2011年12月14日星期三

I have an emotional attachment with customers unable to stop

To the outsider, I was happy that the "little woman - her husband is bridesmaid dresses not capable," Mahogany, daughter of bright and lively, but I have a stable job, and one will not "betray the age of the baby face. However, My life has chosen to be preventing the mess.

Ping me and my husband is "matchmakers know, five years ago, I was just a feeling" abandoned, so when a friend put a plug in front of me, I just like to see a straw-like, tightly grabbed hold.

Flat in a small language translation, he looks flat to me the first impression is at ease, like a live person - I have been a former boyfriend of "Mahogany confused physically and mentally exhausted, and the level just to compensate for this fear.

After a front-end feeling, I decided he is more emotional than rational people - since we love, the level of rationality made me feel at ease, and his family are also urging a tight grip, so know within six months, I will quickly "compromise: perhaps can not live with the romance and passion come before. get married! forget the day had been dull.

So peaceful married, so it was logical to have a daughter.

Ping hurt a child, but I can not find the delay when the mother's feeling, maybe get married too early, I do still like a child. But with her daughter grew up, I finally felt the joy she brought to the family - Ping is a silent man, if not her daughter's existence, we simply can not find a common topic.

(When chatting about his own image, in conspicuous type on MSN flying: "I like fluffy toys, comic addicted; home everywhere covered with 'Mashimaro; usually boring to eat snacks on the crazy level has been ... ... feel that this is simply a 'strange!)

He's romantic to me, "struggled last year, when her daughter just turned two weeks old, I transferred to a bank loan officer to the post - this post is nothing" golden rice bowl, running customer all day, pull deposits, I am busy all day vain at home.

Nan is my first customers, remember, I almost did not charge any tongue, their company's accounts will be linked to me.

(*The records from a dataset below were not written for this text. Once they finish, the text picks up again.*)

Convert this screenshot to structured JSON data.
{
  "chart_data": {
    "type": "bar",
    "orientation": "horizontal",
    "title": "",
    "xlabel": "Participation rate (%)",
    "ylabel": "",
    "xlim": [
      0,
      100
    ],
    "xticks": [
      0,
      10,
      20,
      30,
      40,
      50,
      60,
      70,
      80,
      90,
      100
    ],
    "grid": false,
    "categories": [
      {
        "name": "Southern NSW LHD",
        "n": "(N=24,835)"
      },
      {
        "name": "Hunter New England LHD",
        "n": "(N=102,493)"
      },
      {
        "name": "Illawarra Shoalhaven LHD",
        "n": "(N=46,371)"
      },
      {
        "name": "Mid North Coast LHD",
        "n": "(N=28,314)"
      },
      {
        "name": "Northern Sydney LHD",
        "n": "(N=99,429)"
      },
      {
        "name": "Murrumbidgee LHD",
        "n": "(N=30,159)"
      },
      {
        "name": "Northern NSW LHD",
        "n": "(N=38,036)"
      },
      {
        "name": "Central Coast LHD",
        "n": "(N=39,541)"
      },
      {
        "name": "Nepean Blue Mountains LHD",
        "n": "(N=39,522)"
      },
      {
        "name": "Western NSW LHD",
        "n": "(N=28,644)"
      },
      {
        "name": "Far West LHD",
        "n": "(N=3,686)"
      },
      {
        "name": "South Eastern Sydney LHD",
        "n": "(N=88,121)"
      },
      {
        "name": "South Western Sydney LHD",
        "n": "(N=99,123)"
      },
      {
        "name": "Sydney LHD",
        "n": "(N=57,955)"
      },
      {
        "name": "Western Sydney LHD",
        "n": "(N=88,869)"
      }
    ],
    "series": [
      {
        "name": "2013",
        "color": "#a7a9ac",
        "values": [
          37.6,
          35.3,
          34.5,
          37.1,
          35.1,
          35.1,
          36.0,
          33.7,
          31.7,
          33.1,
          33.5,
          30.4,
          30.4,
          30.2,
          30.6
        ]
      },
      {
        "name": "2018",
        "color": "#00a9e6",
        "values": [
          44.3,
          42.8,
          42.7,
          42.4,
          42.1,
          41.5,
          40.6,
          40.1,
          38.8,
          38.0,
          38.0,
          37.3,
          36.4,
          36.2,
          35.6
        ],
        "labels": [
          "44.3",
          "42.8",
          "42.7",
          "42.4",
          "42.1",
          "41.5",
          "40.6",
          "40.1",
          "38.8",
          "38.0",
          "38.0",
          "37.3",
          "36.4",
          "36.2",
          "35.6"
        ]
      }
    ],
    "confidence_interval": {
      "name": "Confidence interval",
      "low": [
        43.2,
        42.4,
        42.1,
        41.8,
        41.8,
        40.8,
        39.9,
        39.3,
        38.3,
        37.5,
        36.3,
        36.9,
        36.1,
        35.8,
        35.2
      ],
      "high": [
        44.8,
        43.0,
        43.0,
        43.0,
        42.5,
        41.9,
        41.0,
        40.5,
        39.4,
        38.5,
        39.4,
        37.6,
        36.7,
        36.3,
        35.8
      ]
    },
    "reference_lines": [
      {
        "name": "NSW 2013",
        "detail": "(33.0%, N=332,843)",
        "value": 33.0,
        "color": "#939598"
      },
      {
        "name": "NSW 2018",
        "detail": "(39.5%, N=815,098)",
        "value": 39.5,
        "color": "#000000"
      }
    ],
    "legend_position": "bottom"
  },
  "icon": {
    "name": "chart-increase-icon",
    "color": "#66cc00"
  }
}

To celebrate the successful completion of the month indicator at noon that day I proposed to ask Nan to eat.

That the last lunch, Nan insisted on by him to "pay the bill on the grounds that he finally found a" minds of the opposite sex, and I certainly feel the same - in fact, did not talk too much work that day we were outside the topic just another feel quite hit it off, it seems that everything hit it off.

Hours of work the next day, I was surprised just out of the mouth fell open on the bank special occasion dresses door - Nan's car actually parked on the roadside, and Nan is excited to roll down the glass, waving at me.

That day, Nan looked elated, without any explanation to pull me to the airport to watch the sunset, I refused, because I never unprepared to accept the invitation.

But that week a few days later, Nan car almost every day on time 5 o'clock in the evening, waited at the old place.

I finally fail to beat him, and he watched a movie together, a meal. The eyes of my colleagues surprised face, I pretended to be calm and explain - this is my major clients!

Gradually, we go beyond the topic of work. Nan, a few months younger than me, he is very ridiculous to insist that he thought I was little better than old, always regarded me as a child ... ...

Nan always continue with the romantic, but my heart is getting "struggle - after all, I'm married, have a two year old daughter, although Nan never" cross-border move, but I ... ...

Nan is a daily call, I hesitated to find a variety of reasons for each denial, or simply "funk - he always scoff my" kids love juggle, during this time, I can only hesitantly .

Each comes home late, my excuse is always invited customers to eat, flat never questioned.

Nan and I had in 2001 with Christmas Eve, Valentine's Day 2002, we were still talking very warm, Nan also been very cocktail dresses "gentleman - he only occasionally pull up my hand, slowly, my" struggle Some numbness, and then transformed into peace of mind.

("I want to get where he is two years old mother, I know sorry for him, but I could not resist! I had is a sentimental person, last winter, I first began to doubt the correctness of marriage ... ... finish this sentence, conspicuous on the screen leaving a long list of ellipsis, silence for a long time.)

I had thought was so far not developed such a thing, of course, "fairy tale, in the first three days after the holiday lover, I work until 9 pm, take the subway home alone.

Nan suddenly called to me: "I must confess to you, I love you, you consider to be my girlfriend? I suddenly ignorant, my mind went blank.

When calm down again after I give birth to a sudden impulse to tell all the truth, in the subway car, I can only vaguely said: "Let me think!

Frankly, to say I did not feel it was Nan Self-deception, from the beginning of his hospitality, I felt his "means. I can then repeatedly lying to myself - will do the wrong meaning of unrequited love!

Can be worse, as more and more frequent contacts, degree of understanding between us will become increasingly high, and I like the feeling of his bickering - when Nan finally declare to me, I have long been reluctant to "give up him.

After that, I did not reply positively to Nan, but continued to meet with two or three times a week frequency.

Those days, I always comfort myself: over time again, to find a suitable opportunity to say, but I never know the "right time, right place where it is.

Such a delay, and have not the courage to tell him.